A l’évidence la refondation de l’école maternelle et primaire s’impose. A cet égard la seule façon de dépasser les anciens clivages idéologiques nous oblige à nous mettre d’accord sur les facultés indispensables à acquérir pour nos enfants et de nous projeter dans le monde de demain dans lequel ils vivront. Une bonne santé physique et mentale exige que le sport, la qualité de l’alimentation et les arts soient aux premières loges. Nos enfants, filles et garçons, devront être éduqués en lien avec leur famille, au respect de l’autre, au travail coopératif, à la compréhension de la vie sociale, à l’acceptation de l’altérité. Une préparation au risque et à l’imprévu en renforçant ainsi leur sécurité ontologique et leur confiance en eux et aux autres. On cessera d’opposer autorité et épanouissement individuel de l’enfant. On ne confondra pas la discipline de la pensée, de l’effort et de l’action avec l’autoritarisme. On encouragera à la curiosité et à l’ouverture d’esprit, l’esprit de critique.

Naturellement les enseignants et professeurs sont les acteurs clés de cette révolution culturelle et ils devront également l’être en ce qui concerne leur propre formation. Il existe déjà – nous l’avons écrit – plein d’initiatives heureuses où puiser.

Cet élan nouveau doit pouvoir bénéficier d’une continuation dans le développement de la fonction pédagogique des médias.
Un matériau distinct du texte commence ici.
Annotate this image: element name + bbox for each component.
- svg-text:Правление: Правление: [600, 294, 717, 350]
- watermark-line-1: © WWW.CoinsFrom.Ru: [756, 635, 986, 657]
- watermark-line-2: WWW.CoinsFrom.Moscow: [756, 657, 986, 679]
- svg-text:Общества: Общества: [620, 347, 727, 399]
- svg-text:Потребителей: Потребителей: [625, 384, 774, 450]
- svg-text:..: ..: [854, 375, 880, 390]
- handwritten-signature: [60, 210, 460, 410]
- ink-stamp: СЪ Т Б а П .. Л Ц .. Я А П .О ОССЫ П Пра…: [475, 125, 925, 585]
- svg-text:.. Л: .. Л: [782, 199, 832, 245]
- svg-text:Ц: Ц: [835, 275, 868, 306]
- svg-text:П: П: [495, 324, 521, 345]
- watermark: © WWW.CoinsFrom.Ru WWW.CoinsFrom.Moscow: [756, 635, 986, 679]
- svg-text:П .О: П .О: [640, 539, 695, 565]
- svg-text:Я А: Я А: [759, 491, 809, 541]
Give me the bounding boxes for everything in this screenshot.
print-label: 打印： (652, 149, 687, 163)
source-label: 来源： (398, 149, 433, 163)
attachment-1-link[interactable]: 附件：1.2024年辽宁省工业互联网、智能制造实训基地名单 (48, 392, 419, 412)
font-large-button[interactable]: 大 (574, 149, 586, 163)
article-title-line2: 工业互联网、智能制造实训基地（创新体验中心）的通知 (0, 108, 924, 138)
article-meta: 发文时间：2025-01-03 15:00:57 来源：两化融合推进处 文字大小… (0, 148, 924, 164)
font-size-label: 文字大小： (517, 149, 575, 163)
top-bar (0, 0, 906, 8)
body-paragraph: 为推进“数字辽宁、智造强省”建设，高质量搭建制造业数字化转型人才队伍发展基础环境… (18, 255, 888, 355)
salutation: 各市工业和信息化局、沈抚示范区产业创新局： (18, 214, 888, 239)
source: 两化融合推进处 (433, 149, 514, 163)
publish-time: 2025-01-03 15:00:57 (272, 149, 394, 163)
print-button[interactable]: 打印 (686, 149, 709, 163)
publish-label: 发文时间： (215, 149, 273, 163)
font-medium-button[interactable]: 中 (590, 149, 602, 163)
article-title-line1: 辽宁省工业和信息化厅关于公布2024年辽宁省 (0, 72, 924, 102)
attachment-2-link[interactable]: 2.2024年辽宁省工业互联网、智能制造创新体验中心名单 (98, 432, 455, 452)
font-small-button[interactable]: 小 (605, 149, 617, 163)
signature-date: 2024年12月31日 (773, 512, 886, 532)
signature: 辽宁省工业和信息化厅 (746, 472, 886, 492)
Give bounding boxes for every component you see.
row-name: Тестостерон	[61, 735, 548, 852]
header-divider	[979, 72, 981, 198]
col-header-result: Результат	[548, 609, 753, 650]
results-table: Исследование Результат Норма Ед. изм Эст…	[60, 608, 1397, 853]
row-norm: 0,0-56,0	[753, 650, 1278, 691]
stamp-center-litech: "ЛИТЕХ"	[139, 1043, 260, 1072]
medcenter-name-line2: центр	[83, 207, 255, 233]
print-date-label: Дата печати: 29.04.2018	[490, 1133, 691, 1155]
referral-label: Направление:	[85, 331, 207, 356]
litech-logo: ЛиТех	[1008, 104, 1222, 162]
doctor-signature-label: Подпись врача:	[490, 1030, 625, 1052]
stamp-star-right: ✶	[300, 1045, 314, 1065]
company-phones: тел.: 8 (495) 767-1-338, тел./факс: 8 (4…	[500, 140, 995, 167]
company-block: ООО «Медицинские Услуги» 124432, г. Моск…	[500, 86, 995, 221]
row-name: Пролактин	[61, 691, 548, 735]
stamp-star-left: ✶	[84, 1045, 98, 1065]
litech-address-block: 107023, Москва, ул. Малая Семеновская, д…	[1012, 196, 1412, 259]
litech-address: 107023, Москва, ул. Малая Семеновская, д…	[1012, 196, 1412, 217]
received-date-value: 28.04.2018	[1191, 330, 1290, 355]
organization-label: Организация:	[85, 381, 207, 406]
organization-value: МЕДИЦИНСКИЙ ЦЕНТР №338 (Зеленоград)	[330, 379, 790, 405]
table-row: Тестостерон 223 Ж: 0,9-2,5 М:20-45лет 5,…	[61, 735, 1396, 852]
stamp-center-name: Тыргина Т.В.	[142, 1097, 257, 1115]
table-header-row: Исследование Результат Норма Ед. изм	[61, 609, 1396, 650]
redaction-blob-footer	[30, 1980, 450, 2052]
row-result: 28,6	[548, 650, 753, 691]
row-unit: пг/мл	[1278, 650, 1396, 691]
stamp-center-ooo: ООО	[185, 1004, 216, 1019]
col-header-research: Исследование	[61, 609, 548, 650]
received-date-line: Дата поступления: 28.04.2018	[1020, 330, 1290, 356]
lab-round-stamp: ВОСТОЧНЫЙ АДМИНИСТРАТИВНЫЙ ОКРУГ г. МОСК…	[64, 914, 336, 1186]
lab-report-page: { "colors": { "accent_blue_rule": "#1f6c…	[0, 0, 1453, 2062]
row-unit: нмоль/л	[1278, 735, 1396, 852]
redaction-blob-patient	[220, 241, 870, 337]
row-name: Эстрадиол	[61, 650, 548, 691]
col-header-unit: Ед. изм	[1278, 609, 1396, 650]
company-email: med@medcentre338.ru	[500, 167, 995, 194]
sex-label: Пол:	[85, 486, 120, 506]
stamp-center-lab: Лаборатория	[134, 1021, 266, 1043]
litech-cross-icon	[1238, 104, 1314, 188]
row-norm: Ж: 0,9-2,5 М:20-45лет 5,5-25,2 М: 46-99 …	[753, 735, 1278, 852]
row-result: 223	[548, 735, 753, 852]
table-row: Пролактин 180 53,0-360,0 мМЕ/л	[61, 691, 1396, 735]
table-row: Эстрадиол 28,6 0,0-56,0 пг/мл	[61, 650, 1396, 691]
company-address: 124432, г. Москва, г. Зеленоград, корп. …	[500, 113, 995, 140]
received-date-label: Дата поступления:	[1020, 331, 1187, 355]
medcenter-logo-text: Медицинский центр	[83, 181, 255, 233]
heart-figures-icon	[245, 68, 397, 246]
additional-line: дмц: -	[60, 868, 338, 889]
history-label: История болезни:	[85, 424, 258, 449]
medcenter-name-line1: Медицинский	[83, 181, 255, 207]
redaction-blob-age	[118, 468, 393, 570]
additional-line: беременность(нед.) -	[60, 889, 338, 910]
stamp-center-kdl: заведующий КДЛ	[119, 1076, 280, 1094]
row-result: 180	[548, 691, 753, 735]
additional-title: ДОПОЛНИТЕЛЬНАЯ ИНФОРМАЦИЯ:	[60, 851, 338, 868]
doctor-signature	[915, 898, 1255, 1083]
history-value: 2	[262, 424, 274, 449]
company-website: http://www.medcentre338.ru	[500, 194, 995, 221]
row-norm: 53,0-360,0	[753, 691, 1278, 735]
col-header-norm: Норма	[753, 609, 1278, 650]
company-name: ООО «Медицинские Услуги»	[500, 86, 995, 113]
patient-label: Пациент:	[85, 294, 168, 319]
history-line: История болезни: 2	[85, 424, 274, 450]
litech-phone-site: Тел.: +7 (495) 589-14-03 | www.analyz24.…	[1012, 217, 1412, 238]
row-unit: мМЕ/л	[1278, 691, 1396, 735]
A l’opposé de la doctrine du « cerveau disponible » ou de celle de l’infobésité, la profession doit pouvoir se remettre en question à l’instar déjà de beaucoup de journalistes et professionnels des médias qui ont pris conscience de la situation délétère présente. Les actionnaires de ces entreprises de communication devraient quant à eux réfléchir à deux fois pour savoir si à poursuivre sur la voie actuelle leurs intérêts de très court terme, ils ne sont pas en contradiction avec ceux de moyen et long terme. Pour être plus clair, nous pouvons parier sur le fait que l’économie de demain aura davantage besoin de personnes émancipées et créatives que de personnalités formatées et de culture et d’intelligence limitées, voire soumises au dictat d’actionnaires immergés dans la vision de court terme.

Le monde de demain se fabrique maintenant en ayant en tête l’idée d’une France et d’une Europe libres.